11 August 2022

Listening to the voice of local youth

What’s your name?
Abdi Aden. I’m the Earls Court Youth Club (ECYC) Centre Manager.

Tell us about ECYC’s involvement in the Hoarding art project.
The Earls Court Development Company commissioned a company called Global Street Art to create workshops and art competitions with us in 2020. They wanted our young people to work on the art that is displayed now on Lillie Road, in front of West Brompton station.

But that was just the start…
The hoardings were the springboard into the youth consultation. By November, they had taken us to a talk at Central Saint Martins University of the Arts London. That included an elaborate presentation on how urban planning and grand architecture can positively shape the community it serves. Then they took the children around the area to see what a typical development would look like and visited New London Architecture Gallery. We had 30 children taking part in the programme.

Is that how the manifesto came up?
I think ECDC realised they had the opportunity to just ask our children: ‘What do you guys think of it? Let us have young people's voice. Because in 20 years time, all of us adults will be 70, and you are going to be the service-users of what we're providing. Perhaps you need to give us your opinion?’

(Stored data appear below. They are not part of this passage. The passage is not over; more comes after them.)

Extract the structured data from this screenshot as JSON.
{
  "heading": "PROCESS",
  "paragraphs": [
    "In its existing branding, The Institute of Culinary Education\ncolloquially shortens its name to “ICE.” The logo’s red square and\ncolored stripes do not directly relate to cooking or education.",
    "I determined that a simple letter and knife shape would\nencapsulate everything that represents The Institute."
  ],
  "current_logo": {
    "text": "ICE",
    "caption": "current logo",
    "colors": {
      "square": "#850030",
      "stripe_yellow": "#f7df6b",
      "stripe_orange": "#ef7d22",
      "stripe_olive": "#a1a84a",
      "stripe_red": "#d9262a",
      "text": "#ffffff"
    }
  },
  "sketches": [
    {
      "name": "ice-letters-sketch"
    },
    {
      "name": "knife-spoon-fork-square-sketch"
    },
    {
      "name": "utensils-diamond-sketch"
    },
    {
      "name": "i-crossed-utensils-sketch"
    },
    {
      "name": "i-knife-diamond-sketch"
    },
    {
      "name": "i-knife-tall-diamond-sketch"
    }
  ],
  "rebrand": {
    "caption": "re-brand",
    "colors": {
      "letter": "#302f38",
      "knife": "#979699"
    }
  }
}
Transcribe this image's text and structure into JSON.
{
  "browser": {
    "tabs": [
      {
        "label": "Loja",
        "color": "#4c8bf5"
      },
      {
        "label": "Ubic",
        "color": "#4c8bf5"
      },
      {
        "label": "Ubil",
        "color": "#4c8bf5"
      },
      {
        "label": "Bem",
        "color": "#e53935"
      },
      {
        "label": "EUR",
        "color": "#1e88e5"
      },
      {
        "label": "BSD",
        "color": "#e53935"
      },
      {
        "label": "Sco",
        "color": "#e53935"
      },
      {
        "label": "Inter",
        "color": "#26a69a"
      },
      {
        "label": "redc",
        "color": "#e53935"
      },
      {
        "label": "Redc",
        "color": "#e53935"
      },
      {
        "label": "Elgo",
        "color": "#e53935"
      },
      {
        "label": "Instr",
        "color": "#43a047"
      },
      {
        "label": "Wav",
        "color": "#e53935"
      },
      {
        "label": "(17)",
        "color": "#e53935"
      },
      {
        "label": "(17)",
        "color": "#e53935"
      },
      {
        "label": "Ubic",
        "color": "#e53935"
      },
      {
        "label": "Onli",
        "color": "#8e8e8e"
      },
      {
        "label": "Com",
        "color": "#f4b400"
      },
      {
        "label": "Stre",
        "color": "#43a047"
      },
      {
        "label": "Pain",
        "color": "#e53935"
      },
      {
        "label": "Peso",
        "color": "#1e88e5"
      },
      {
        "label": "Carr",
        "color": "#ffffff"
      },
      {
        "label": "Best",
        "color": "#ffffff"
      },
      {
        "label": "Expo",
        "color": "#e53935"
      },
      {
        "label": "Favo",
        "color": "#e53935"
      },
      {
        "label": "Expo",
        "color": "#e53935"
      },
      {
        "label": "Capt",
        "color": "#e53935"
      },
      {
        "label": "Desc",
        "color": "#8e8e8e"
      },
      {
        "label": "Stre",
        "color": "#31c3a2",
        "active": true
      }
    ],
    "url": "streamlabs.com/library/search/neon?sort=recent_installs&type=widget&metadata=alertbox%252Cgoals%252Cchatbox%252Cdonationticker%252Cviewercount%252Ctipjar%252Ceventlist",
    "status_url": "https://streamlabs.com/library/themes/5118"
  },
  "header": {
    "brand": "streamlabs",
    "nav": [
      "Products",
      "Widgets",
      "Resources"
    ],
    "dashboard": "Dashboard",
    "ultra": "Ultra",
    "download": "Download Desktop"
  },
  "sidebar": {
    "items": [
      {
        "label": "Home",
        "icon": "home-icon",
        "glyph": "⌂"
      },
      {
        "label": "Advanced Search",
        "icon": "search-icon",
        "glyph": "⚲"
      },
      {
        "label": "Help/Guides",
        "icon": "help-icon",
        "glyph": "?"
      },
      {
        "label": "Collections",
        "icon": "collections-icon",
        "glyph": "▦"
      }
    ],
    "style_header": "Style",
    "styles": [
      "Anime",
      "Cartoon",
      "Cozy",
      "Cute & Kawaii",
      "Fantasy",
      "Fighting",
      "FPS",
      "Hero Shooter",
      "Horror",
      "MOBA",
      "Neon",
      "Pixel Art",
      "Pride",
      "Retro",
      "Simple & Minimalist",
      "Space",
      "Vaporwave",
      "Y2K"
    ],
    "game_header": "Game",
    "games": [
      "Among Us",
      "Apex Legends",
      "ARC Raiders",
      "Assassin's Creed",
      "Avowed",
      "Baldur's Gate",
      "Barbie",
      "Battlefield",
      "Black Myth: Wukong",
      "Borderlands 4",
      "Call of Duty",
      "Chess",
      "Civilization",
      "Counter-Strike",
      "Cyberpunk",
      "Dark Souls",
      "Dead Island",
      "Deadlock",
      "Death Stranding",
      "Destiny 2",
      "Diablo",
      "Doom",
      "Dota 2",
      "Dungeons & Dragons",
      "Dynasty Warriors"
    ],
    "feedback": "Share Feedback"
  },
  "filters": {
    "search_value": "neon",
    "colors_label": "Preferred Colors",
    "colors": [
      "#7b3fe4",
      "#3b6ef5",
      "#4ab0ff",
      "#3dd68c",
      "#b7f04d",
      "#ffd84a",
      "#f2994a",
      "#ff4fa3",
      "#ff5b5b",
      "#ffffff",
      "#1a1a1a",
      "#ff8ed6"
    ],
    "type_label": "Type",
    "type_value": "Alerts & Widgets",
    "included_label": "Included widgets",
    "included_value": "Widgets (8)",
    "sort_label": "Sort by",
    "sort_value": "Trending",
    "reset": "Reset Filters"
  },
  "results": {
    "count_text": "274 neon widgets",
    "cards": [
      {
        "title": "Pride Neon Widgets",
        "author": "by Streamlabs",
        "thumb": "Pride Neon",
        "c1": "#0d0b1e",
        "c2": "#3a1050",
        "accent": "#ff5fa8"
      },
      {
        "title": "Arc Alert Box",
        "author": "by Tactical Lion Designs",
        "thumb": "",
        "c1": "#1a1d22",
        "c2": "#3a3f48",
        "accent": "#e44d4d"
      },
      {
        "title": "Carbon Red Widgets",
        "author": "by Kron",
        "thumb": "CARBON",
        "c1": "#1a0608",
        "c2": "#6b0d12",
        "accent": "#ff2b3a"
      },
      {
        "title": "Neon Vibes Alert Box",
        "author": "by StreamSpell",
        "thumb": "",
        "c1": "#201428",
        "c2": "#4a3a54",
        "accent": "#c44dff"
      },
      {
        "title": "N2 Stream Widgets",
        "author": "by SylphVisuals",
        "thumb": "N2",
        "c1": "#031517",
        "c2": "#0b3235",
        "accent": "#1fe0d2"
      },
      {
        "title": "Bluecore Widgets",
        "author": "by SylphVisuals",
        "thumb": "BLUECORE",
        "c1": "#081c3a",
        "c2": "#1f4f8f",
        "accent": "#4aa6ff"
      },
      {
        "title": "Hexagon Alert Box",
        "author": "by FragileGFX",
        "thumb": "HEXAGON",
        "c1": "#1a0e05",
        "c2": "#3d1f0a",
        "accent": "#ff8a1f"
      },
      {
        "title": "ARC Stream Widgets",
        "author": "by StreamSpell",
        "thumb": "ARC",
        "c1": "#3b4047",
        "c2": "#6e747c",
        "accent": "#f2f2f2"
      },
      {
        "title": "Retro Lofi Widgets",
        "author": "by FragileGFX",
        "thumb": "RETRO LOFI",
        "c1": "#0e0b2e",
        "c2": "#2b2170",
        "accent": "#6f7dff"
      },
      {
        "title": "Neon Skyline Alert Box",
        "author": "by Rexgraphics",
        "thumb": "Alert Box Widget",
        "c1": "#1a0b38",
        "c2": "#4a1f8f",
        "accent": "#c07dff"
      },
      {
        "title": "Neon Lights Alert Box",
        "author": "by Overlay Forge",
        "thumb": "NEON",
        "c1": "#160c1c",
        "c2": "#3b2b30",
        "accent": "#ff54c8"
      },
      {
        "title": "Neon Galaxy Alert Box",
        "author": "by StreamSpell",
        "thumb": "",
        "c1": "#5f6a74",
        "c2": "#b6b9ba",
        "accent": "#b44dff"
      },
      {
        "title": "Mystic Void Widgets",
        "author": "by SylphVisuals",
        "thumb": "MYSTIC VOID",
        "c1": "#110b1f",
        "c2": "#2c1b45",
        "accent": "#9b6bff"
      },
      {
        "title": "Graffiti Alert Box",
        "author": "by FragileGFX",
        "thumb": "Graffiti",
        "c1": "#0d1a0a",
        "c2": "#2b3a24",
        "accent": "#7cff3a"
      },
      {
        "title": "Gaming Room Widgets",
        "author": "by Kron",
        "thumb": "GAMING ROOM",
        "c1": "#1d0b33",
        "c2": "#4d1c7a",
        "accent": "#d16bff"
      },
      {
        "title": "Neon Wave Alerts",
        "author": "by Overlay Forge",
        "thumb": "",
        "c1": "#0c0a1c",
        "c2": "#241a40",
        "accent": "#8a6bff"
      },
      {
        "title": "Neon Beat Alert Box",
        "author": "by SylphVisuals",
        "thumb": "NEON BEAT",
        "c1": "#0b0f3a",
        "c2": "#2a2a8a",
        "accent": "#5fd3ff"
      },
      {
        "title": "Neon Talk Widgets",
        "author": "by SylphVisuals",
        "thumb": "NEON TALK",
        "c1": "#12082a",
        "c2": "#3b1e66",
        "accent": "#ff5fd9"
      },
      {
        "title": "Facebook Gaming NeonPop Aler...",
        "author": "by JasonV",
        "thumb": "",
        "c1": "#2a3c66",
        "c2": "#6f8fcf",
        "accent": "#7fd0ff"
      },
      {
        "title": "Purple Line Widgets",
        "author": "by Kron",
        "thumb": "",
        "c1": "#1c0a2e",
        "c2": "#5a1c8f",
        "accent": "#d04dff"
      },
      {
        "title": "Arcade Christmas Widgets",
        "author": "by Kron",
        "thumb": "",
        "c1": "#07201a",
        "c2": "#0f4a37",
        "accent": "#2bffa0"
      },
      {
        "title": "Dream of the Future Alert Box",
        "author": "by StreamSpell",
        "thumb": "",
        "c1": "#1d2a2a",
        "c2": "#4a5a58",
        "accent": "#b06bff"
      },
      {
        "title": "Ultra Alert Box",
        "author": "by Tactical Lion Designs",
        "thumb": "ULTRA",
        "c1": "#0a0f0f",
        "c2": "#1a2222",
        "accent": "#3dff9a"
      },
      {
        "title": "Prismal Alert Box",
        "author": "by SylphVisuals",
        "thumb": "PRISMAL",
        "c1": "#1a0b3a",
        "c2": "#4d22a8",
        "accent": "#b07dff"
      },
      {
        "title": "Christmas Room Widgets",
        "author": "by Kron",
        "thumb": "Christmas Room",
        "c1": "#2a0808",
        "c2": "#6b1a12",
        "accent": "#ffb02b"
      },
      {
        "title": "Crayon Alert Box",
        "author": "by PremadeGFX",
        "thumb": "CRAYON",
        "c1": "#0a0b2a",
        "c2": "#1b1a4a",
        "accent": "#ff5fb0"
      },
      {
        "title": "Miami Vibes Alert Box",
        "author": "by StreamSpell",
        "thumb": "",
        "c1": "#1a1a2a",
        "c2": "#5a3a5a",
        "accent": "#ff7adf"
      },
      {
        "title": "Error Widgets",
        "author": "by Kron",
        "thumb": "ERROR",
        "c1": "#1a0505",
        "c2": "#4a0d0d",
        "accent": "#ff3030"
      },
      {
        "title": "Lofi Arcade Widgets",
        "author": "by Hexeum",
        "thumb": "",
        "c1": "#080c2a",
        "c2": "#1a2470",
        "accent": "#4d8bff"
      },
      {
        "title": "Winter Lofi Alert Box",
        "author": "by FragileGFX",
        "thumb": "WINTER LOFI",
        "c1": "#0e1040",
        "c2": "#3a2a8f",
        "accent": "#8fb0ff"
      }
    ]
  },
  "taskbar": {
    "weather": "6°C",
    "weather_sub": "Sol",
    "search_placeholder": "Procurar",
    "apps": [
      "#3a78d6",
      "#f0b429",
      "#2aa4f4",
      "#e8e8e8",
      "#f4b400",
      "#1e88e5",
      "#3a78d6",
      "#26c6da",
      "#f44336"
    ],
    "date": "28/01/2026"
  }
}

We've got children from all walks of life. You name it. And none of them are exempt from poverty. So this is really meaningful. Some were impressed that they were being consulted. Others felt they were just being consulted for a tick-box exercise and the key decisions had already been taken. We see how hard ECDC are working to rebuild the trust with the local community which was damaged by the previous property developer. This whole process has started to mend those fences.

ECYC members were offered a session with the ECDC site architects too…
We ended up having five consultations. The architects came to us and went through their plans and our young people were given the opportunity to feedback on it: To think about what the area ought to look like.

Some children said, ‘Look, if you’ve got 10,000 new children, the youth club isn't going to big enough. Do you have any facilities for children to do things? Whoever moves in are going to have children. How is it going to have a sense of community for them?’ That challenge was posed to the architects.

What do you make of the whole experience?
I want people to know that the ECDC Community Outreach team are really wonderful. I honestly believe it. They're going out of their way to do more than is necessary.

They're doing stuff that other developers could do but don't. Social impact; environmental. They make a huge difference to the community. They take interest. They have long-term-objectives.

They've asked me, 'What do you think we could be doing more?' And I just said, ‘You know what? Just keep on doing what you're doing.’